The issue is “whether force was applied in a good faith effort to maintain order or restore
discipline or maliciously and sadistically for the very purpose of causing harm.” Id. at
320–21 (citations omitted). Also, the plaintiff must show more than de minimus force was
used to an extent it would be ‘“repugnant to the conscience of mankind.’” Whitley, 475
U.S. at 327 (quoting Estelle v. Gamble, 429 U.S. 97, 103 (1976)).4
In reviewing the record, the Court finds no reasonably jury could find in Plaintiff’s
favor. Apart from Plaintiff’s pleading and deposition testimony given, the record is
devoid of even a scintilla of evidence to establish that any assault, fistfight, or back-andforth push and shove match occurred. Further, as to the injuries Plaintiff suffered, there
lacks a single notation in the medical records to document any such treatment given. Pl.’s
Dep. 12:17–13:17. And absent from the record is any documented grievance or filing of a
complaint with prison officials. See id. 13:14–15:1; Decl. of Maj. William Gamba, ¶¶ 4–
7, ECF No. 49-5.
Even taking Plaintiff’s deposition testimony as the given facts here, there still lacks a
genuine dispute as to whether Maurice exerted any force against Plaintiff. Yet if, as
Plaintiff claims, both were grasping each other, “not . . . every malevolent touch by a
prison guard gives rise to a federal cause of action.” Hudson v. McMillian, 503 U.S. 1, 9
(1992) (citation omitted); Pl.’s Dep. 11:21–25. At most, Plaintiff’s version of events
shows Maurice may have acted rude and inappropriately, but nothing of the constitutional
import. Finally, the Court need not opine on Plaintiff’s desire to disqualify the New
Jersey Attorney General’s office and opposing counsel beyond mentioning there lacks a
basis in fact to show a conflict of interest in representing Maurice.
IV.
CONCLUSION
For the foregoing reasons, Maurice’s summary judgment motion is GRANTED.
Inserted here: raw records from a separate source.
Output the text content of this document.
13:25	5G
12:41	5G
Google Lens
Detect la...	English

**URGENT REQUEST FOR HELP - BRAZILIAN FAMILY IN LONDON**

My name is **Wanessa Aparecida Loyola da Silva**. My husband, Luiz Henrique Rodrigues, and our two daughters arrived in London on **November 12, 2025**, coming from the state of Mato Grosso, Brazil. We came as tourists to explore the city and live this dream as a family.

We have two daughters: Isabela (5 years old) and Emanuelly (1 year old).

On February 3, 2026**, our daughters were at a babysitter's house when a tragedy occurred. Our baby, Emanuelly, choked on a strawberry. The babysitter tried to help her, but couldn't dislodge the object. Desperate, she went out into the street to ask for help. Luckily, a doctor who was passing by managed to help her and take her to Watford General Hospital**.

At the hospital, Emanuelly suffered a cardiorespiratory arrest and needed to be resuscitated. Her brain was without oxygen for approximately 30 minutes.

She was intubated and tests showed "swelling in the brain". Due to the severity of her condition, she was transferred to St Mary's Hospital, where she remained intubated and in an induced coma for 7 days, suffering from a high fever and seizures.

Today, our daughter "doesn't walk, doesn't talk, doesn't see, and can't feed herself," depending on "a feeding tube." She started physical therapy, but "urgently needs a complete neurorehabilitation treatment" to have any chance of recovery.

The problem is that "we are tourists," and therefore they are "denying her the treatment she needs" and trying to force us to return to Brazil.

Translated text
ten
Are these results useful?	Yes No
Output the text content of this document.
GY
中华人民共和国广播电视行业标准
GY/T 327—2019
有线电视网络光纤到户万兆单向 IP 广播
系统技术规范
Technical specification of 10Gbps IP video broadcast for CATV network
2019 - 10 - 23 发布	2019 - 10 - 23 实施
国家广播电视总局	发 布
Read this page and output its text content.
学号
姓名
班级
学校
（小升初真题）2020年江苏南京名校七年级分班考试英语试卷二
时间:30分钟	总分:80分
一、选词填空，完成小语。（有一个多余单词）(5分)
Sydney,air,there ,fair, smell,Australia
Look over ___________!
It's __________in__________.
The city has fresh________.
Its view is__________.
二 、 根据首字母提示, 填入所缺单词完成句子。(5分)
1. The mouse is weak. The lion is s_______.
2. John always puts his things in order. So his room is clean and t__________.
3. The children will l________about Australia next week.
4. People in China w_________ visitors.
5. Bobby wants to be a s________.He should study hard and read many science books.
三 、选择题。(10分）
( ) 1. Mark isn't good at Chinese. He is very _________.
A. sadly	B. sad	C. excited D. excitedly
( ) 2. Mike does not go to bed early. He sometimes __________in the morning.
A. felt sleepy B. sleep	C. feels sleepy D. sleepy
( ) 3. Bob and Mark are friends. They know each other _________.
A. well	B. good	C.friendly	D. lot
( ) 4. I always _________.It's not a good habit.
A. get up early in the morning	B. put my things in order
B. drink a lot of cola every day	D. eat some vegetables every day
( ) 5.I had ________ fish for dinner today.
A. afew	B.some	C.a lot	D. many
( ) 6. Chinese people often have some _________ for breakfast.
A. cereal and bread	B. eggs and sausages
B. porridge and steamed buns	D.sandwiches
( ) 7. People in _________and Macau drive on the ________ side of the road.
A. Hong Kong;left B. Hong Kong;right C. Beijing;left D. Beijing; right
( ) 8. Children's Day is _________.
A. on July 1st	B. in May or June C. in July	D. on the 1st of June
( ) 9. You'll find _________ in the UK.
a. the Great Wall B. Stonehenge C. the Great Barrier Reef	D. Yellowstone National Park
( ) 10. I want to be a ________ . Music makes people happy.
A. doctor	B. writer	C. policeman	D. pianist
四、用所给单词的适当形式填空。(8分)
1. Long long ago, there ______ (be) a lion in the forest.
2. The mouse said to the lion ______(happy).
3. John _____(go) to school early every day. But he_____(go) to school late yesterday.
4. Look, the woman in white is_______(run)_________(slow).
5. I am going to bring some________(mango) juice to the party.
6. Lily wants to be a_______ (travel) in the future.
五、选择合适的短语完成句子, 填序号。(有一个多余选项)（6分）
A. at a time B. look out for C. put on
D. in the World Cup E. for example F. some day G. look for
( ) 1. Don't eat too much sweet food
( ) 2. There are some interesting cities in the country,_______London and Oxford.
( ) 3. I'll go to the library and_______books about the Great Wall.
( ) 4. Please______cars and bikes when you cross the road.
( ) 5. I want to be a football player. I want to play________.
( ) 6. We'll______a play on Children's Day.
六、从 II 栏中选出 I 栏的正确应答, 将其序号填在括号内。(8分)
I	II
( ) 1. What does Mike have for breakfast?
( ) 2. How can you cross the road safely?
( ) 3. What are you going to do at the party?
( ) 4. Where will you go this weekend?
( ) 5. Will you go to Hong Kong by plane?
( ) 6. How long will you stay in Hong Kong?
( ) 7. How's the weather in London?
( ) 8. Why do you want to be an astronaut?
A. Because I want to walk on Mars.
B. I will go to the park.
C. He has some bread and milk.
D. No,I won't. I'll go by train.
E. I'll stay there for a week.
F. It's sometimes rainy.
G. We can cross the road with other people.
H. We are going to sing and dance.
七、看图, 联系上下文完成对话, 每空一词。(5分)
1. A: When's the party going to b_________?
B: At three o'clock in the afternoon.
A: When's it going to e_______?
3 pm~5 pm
Plaintiff’s Complaint is DISMISSED WITH PREJUDICE. An appropriate order
follows.
/s/ William J. Martini
WILLIAM J. MARTINI, U.S.D.J.
Date: February 5, 2018
As a civilly committed person, Plaintiff’s excessive force claim arises under the Due Process Clause of
the Fourteenth Amendment. Even so, Eighth Amendment standards apply to the claim. Rivera v.
Marcoantonio, 153 F. App’x 857, 859 n.1 (3d Cir. 2005) (citing Youngberg v. Romeo, 457 U.S. 307, 315–
16 (1982) and Inmates of Allegheny Cty. Jail v. Pierce, 612 F.2d 754, 762 (3d Cir. 1979)).